Nereus Fellow, Rachel Seary, a PhD Student at the University of Cambridge and the United Nations Environment World Conservation Monitoring Centre, has just returned from Cambodia, where she conducted a month long fieldwork period aimed at understanding the links between mangroves and fishing community livelihoods.
This research trip, which was funded by the Royal Geographical Society (with IBG) Postgraduate Research Award, comprised the second of Rachel’s two comparative studies of fishing communities living within close proximity of a mangrove forest, the first being a study of the Jembrana Regency of Bali, Indonesia. This study focussed on the Peam Krasaop Commune, a commune of 304 families, occupying three villages in the Peam Krasaop Wildlife Sanctuary, Koh Kong Province.
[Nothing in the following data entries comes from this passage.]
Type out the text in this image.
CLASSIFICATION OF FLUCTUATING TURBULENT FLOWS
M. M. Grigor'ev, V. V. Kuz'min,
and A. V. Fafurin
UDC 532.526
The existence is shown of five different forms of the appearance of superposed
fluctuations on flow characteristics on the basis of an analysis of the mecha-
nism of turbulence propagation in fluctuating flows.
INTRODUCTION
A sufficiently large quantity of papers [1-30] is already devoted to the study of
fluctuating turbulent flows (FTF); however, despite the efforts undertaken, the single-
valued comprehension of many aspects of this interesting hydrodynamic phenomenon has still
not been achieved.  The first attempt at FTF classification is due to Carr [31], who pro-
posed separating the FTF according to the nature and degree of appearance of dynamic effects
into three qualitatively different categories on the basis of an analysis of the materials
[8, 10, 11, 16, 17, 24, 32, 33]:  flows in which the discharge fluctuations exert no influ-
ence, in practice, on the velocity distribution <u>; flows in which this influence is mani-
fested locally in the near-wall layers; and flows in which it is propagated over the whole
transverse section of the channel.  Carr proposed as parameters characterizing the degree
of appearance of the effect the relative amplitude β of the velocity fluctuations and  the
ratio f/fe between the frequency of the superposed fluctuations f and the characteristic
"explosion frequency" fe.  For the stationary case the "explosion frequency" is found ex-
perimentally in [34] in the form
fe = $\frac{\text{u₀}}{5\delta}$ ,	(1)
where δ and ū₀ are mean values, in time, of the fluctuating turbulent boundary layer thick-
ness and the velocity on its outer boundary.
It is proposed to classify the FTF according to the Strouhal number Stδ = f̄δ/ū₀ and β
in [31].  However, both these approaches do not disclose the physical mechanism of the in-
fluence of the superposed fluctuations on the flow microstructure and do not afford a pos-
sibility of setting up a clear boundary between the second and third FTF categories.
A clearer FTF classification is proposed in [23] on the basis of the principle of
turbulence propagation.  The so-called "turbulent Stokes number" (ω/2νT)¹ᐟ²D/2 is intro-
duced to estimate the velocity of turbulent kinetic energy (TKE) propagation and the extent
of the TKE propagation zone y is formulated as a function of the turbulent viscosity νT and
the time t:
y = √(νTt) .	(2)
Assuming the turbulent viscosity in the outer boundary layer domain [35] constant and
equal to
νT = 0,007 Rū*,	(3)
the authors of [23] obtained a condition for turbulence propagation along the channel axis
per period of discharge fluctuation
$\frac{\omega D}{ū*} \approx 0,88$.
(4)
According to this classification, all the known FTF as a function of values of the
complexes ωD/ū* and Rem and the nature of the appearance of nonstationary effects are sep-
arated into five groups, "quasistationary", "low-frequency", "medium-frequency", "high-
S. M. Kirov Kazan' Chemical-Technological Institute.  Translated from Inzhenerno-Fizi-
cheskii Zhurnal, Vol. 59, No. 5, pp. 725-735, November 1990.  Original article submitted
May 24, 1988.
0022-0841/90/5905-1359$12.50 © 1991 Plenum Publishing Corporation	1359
The Peam Krasaop Wildlife Sanctuary (PKWS) was established as a protected area in 1993 due to its unique mangrove habitat.
Prior to establishment of the sanctuary, the area was a largely active site of charcoal production, a lucrative industry which attracted many families to the area and since the illegalisation of mangrove cutting for charcoal production in 1987 and of buying and selling in 1999, the area has become popular for fishing activity. This made for an interesting study of a community whose livelihoods rely on fishing in or close to the mangrove forest, whilst also having lived through periods of mangrove destruction in the area’s recent history.
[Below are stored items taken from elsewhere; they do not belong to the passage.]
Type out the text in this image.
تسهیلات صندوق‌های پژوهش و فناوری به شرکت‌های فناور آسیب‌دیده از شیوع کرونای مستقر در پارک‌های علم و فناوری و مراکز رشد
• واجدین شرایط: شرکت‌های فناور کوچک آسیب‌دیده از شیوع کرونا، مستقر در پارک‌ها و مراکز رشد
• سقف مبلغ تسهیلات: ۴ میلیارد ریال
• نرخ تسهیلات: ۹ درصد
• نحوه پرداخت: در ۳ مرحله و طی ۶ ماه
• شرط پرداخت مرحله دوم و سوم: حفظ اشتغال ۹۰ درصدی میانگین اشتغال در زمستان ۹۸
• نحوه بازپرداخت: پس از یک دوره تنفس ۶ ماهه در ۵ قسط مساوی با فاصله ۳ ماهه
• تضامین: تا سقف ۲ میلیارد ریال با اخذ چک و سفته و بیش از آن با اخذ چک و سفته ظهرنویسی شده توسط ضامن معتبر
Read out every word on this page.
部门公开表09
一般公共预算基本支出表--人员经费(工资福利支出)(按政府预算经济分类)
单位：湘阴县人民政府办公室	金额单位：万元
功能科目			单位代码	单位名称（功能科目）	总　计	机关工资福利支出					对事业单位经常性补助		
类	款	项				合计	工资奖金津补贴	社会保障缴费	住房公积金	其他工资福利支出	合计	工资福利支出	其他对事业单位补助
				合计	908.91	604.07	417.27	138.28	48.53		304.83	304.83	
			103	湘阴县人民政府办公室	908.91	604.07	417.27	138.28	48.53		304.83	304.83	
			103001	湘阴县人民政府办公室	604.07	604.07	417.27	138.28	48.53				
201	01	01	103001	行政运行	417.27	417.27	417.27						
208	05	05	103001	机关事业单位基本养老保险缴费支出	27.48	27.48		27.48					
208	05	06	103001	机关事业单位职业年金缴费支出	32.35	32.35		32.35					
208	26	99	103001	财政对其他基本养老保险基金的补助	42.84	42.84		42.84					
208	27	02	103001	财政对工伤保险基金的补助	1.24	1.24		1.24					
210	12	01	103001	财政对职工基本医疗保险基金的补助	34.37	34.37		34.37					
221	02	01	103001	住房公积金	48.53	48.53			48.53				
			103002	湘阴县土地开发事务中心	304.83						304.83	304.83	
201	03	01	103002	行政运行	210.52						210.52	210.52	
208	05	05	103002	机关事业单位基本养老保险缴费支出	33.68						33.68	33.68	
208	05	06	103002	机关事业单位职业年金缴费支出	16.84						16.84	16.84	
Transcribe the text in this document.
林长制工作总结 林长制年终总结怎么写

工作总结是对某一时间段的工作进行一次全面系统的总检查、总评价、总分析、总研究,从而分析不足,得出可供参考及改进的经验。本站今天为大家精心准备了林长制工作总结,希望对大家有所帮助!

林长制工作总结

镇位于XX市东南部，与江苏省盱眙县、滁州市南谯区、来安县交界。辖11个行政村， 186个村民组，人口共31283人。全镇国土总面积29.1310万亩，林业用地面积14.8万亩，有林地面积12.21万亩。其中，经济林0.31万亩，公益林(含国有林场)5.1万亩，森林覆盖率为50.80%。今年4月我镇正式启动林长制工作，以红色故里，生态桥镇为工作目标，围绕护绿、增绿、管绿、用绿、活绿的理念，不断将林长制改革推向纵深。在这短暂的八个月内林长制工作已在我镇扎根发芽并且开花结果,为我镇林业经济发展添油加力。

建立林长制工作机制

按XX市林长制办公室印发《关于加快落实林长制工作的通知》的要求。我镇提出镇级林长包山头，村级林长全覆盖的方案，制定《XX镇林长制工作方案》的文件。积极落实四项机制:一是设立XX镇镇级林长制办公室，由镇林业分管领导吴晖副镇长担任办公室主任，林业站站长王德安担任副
Rachel’s research primarily consisted of conducting interviews with families in the Peam Krasaop Commune who conduct either small-scale or subsistence fishing. These included fishers using various methods and targeting various fish and seafood products, including those who directly harvest from the mangrove and those who fish primarily at sea. Discussions aimed to understand the target catches, choice of fishing sites and methods of fishers in the wildlife sanctuary as well as their perception of mangrove importance or change over time.
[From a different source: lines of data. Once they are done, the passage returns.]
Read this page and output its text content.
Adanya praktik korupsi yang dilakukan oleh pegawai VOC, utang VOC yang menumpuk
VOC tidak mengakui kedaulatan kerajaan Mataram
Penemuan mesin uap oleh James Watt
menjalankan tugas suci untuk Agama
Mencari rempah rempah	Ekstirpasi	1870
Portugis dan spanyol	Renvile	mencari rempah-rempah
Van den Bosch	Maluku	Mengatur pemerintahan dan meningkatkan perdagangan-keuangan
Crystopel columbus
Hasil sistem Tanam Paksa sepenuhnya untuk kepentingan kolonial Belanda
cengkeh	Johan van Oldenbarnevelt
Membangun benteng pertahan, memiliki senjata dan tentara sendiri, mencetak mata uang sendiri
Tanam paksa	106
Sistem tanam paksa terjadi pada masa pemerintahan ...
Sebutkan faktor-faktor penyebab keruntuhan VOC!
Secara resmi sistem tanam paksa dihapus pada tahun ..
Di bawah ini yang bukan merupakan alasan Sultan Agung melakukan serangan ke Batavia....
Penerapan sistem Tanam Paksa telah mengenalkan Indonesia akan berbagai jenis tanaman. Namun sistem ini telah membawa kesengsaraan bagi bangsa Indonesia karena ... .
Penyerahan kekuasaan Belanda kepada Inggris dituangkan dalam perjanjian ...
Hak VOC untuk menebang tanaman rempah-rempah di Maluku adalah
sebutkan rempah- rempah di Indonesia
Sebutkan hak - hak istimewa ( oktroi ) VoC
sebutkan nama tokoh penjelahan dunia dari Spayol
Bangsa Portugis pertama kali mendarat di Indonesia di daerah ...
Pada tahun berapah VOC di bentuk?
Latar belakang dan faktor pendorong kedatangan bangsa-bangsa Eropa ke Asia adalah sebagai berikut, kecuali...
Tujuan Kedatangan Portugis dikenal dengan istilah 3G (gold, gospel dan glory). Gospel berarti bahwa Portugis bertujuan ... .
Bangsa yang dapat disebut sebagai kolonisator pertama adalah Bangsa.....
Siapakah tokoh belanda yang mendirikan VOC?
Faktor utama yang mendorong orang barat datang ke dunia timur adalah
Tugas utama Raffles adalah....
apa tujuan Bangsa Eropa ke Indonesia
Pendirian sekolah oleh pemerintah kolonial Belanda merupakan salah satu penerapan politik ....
Discussions frequently turned to diversification of occupations within the region from what was once solely a fishing village, to an increasing popularity of small-scale green mussel culture, as well as a shift towards non- marine resource dependent occupations in younger generations. Rachel’s analysis will therefore investigate the current benefit that communities in the Peam Krasaop Commune receive from their direct and indirect use of the mangrove forest but also the adaptive capacity of the commune to future environmental change and changing dependence on the mangrove forest in the Peam Krasaop Wildlife Sanctuary.